SHARE:

フィリピン大地震、35人死亡、負傷者200人超、行方不明者の捜索続く

地震は8日の午前7時37分ごろに発生。震源は南部の主要都市ジェネラルサントスの南西約13キロ地点、震源の深さは約33キロ。
2026年6月8日/フィリピン、ジェネラルサントス、地震により倒壊した建物(AP通信)

フィリピン南部ミンダナオ島沖で8日に発生したマグニチュード7.8の地震について、当局は8日午後、これまでに35人の死亡を確認し、200人以上が負傷したと昭らかにした。地震によって建物の倒壊や土砂崩れが相次いだほか、高さ約1メートルの津波が沿岸部を襲い、被害を拡大させた。当局は行方不明者の捜索と被災地支援を急いでいる。

フィリピン火山地震研究所(PHIVOLCS)によると、地震は8日の午前7時37分ごろに発生。震源は南部の主要都市ジェネラルサントスの南西約13キロ地点、震源の深さは約33キロ。地震発生直後に津波警報が発令され、多くの住民が高台への避難を余儀なくされた。その後、警報は解除されたものの、一部沿岸集落では浸水や建物損壊が確認された。
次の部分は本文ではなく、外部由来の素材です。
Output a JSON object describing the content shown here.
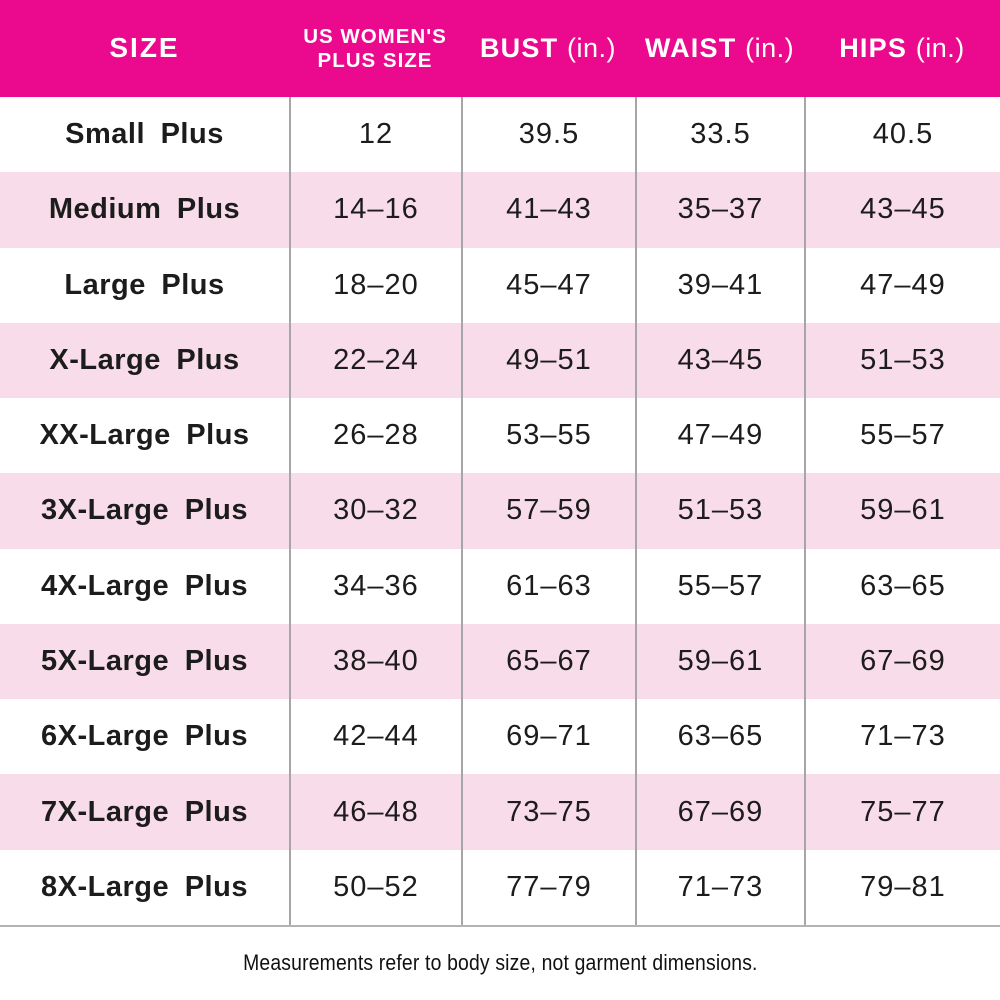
{
  "colors": {
    "header_bg": "#EB0A8D",
    "header_text": "#FFFFFF",
    "stripe_pink": "#F9DCE9",
    "divider_gray": "#A6A6A6",
    "body_text": "#1C1C1C"
  },
  "header": {
    "size_label": "SIZE",
    "us_plus_line1": "US WOMEN'S",
    "us_plus_line2": "PLUS SIZE",
    "bust_name": "BUST",
    "bust_unit": "(in.)",
    "waist_name": "WAIST",
    "waist_unit": "(in.)",
    "hips_name": "HIPS",
    "hips_unit": "(in.)"
  },
  "footnote": "Measurements refer to body size, not garment dimensions.",
  "chart_data": {
    "type": "table",
    "columns": [
      "SIZE",
      "US WOMEN'S PLUS SIZE",
      "BUST (in.)",
      "WAIST (in.)",
      "HIPS (in.)"
    ],
    "rows": [
      [
        "Small Plus",
        "12",
        "39.5",
        "33.5",
        "40.5"
      ],
      [
        "Medium Plus",
        "14–16",
        "41–43",
        "35–37",
        "43–45"
      ],
      [
        "Large Plus",
        "18–20",
        "45–47",
        "39–41",
        "47–49"
      ],
      [
        "X-Large Plus",
        "22–24",
        "49–51",
        "43–45",
        "51–53"
      ],
      [
        "XX-Large Plus",
        "26–28",
        "53–55",
        "47–49",
        "55–57"
      ],
      [
        "3X-Large Plus",
        "30–32",
        "57–59",
        "51–53",
        "59–61"
      ],
      [
        "4X-Large Plus",
        "34–36",
        "61–63",
        "55–57",
        "63–65"
      ],
      [
        "5X-Large Plus",
        "38–40",
        "65–67",
        "59–61",
        "67–69"
      ],
      [
        "6X-Large Plus",
        "42–44",
        "69–71",
        "63–65",
        "71–73"
      ],
      [
        "7X-Large Plus",
        "46–48",
        "73–75",
        "67–69",
        "75–77"
      ],
      [
        "8X-Large Plus",
        "50–52",
        "77–79",
        "71–73",
        "79–81"
      ]
    ],
    "footnote": "Measurements refer to body size, not garment dimensions."
  }
}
津波による海面変動はインドネシアやパラオ、日本南部でも観測された。

特に大きな被害を受けたのはミンダナオ島南部のジェネラルサントス。複数の建物が倒壊し、道路や公共施設も被害を受けた。空港は一時閉鎖され、電力供給も途絶えた。周辺地域では大規模な土砂崩れが発生し、多数の死傷者が出たとみられている。

地震は新学期初日に発生、ミンダナオ島各地の学校で多くの子どもが激しい揺れに見舞われた。西ダバオ州の小学校では屋根の一部が崩れ、子どもたちが悲鳴を上げながら身を寄せ合う様子が撮影された。

PHIVOLCSによると、130回以上の余震が観測され、一部はM6を超えた。当局は損壊した建物への立ち入りを控えるよう呼びかけている。救助隊は倒壊した建物の下敷きになった住民の捜索を続けており、死傷者数はさらに増える可能性がある。

マルコス・ジュニア(Ferdinand Marcos Jr.)大統領は関係閣僚に対し、被災地への支援を急ぐよう指示した。米国、日本、フランス、ニュージーランドなども支援の用意があると表明している。

被害の全容は明らかになっておらず、軍・警察・消防・関係自治体が調査している。

フィリピンは環太平洋火山に位置し、世界有数の地震多発地域として知られる。今回の地震は2026年に同国で発生した地震の中で最大規模とみられる。

当局は被災地の市民に対し、今後1週間は余震に注意するよう呼びかけている。